Die Lage ist ernst: Laut dem Verband der thailändischen Industrie brach der Pickup-Absatz in den ersten zehn Monaten um 14,6 % auf 117.272 Einheiten ein. Besonders betroffen sind die Zulieferer, deren Produktion zu 90 % an die Pickup-Montage gekoppelt ist. „Wir versuchen, thailändische und japanische Partner zu stabilisieren, damit sie auch in schwierigen Zeiten Arbeitsplätze sichern können“, betonte Noriaki Yamashita, Präsident von Toyota Motor Thailand.
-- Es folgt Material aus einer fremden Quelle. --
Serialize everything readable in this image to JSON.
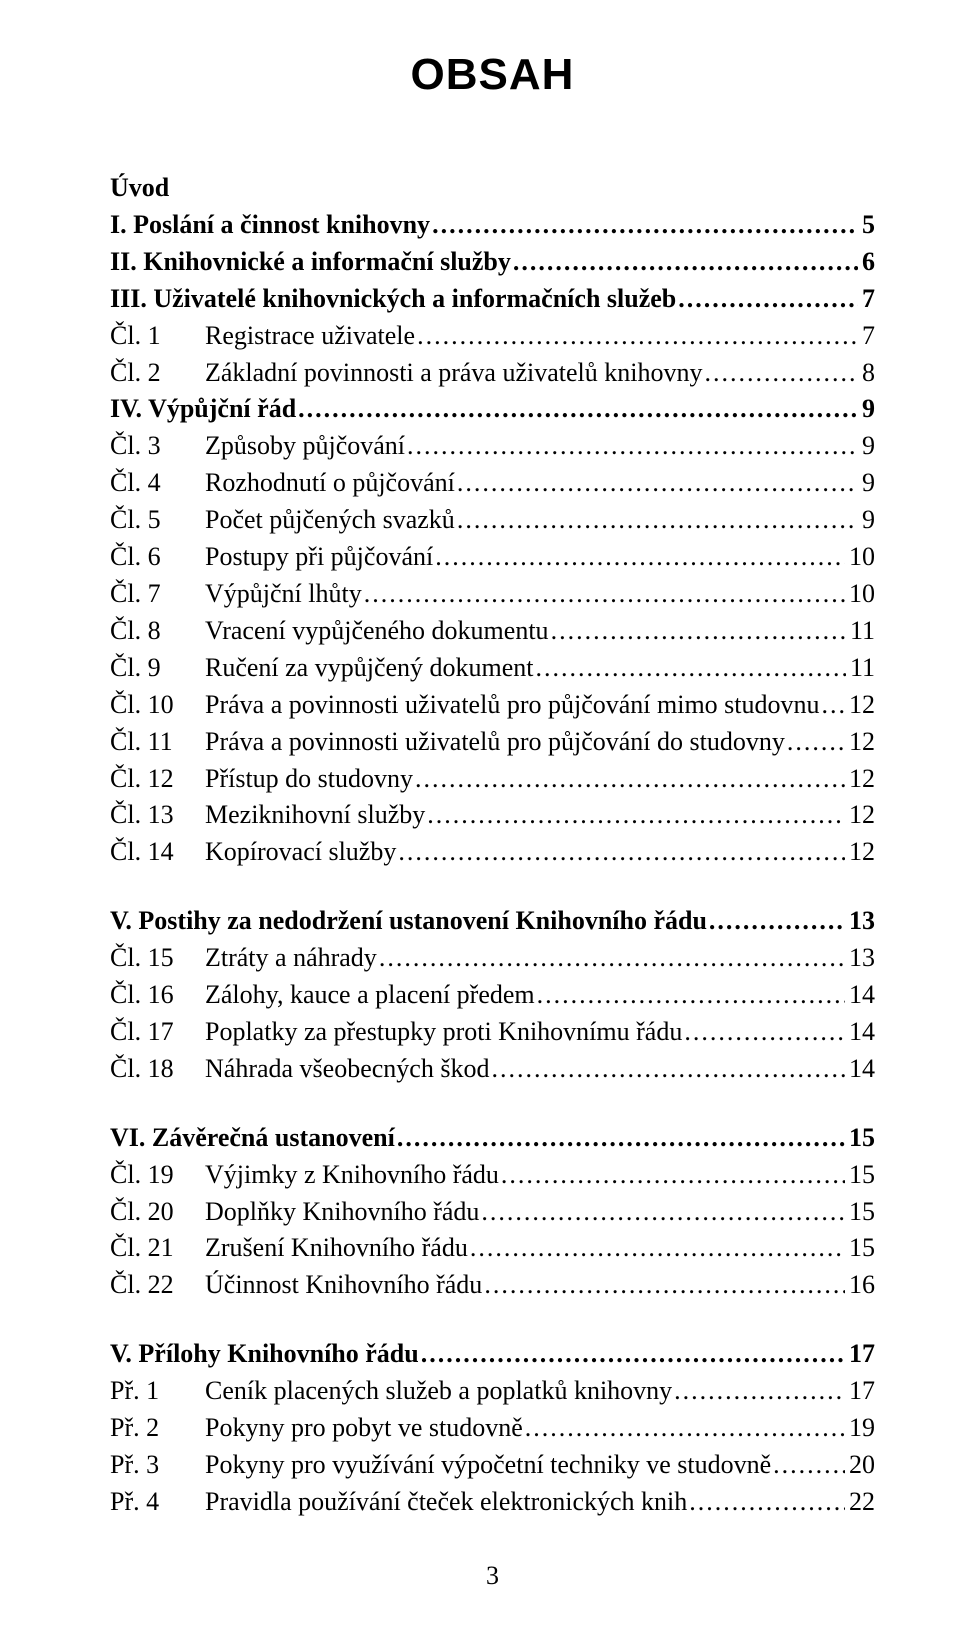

Die Branche ist ein Schwergewicht der Wirtschaft: Über 900.000 Beschäftigte leben direkt von der Automobil- und Teileproduktion. Mehr als 80 % der Komponenten werden lokal gefertigt – ein Faktor, den Toyota mit Blick auf die Regierungsstrategie zur Stärkung heimischer Wertschöpfung hervorhebt.
Während Toyota auf eine Erholung des Pickup-Segments ab Mitte 2026 setzt, verweist Yamashita auf kurzfristige Impulse durch „Quick Big Win“-Projekte der Regierung, den Tourismusboom und neue Agrarabkommen.
Auch Isuzu reagiert: Präsident Takashi Hata kündigte an, verstärkt elektrische Pickups für den Export zu produzieren und Schichtmodelle anzupassen, um trotz hoher Haushaltsverschuldung und schwacher Kaufkraft die Belegschaft zu halten. Zudem fordert Isuzu eine Verlängerung des 5-Milliarden-Baht-Kreditgarantieprogramms für Käufer.
Die Prognosen bleiben vorsichtig optimistisch: Für 2025 erwartet Isuzu 145.000 verkaufte Pickups und insgesamt 595.000 Fahrzeuge. Doch bis zur erhofften Trendwende bleibt die Branche im Ausnahmezustand – zwischen globalen Konjunkturerwartungen und der Frage, ob Thailands Pickup-Markt seine alte Stärke zurückgewinnen kann.